Thursday, 21 July 2005

The Grand Theft Auto wars

Hei Lun Chan, on the brouhaha surrounding the videogame Grand Theft Auto: San Andreas:

I know those against government regulation will rightfully say that it should be up to parents, not the government, to determine what kids play. But if you want parents to be involved, you have to give them an accurate ratings system, since you can’t expect them to research every game’s content. And if the industry isn’t even competent enough to do that, then they really don’t have much to complain about.

The larger sociological questions—why we would rate a game that rewards extreme anti-social behavior as merely “Mature” and worthy of being sold at Wal-Mart, while adding a bit of simulated sex to it makes it “Adults Only”—are a bit beside the point; the ratings system exists, Rockstar Games was supposed to comply with the system, and the company didn’t.

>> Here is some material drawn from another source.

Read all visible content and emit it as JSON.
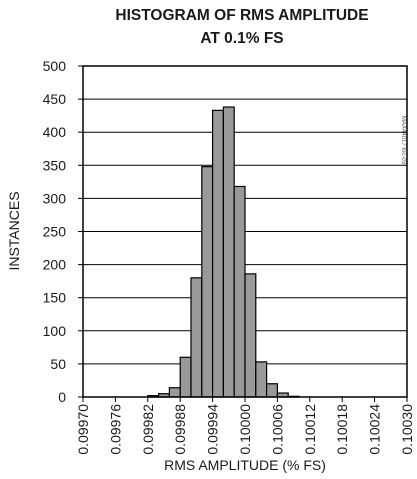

Update: More common sense from Michele at ASV.

3 comments:

Any views expressed in these comments are solely those of their authors; they do not reflect the views of the authors of Signifying Nothing, unless attributed to one of us.
[Permalink] 1. flaime wrote @ Fri, 22 Jul 2005, 11:28 am CDT:

Rockstar did comply with the ratings system. The “explicit sexual content” is the result of a mod, created by users, not from Rockstar.

 

The “explicit sexual content” was on the CDs and DVDs that Rockstar shipped, all the mod did was fiddle some bits in the code so it was accessible.

 
[Permalink] 3. Insider wrote @ Thu, 28 Jul 2005, 12:48 pm CDT:

There was enough information on the box (M rating) to know whether or not you wanted someone to play it. The only way to get to the disputed content was to download a code off of the Internet where explicit material is certainly more readily available. This is a stupid lawsuit.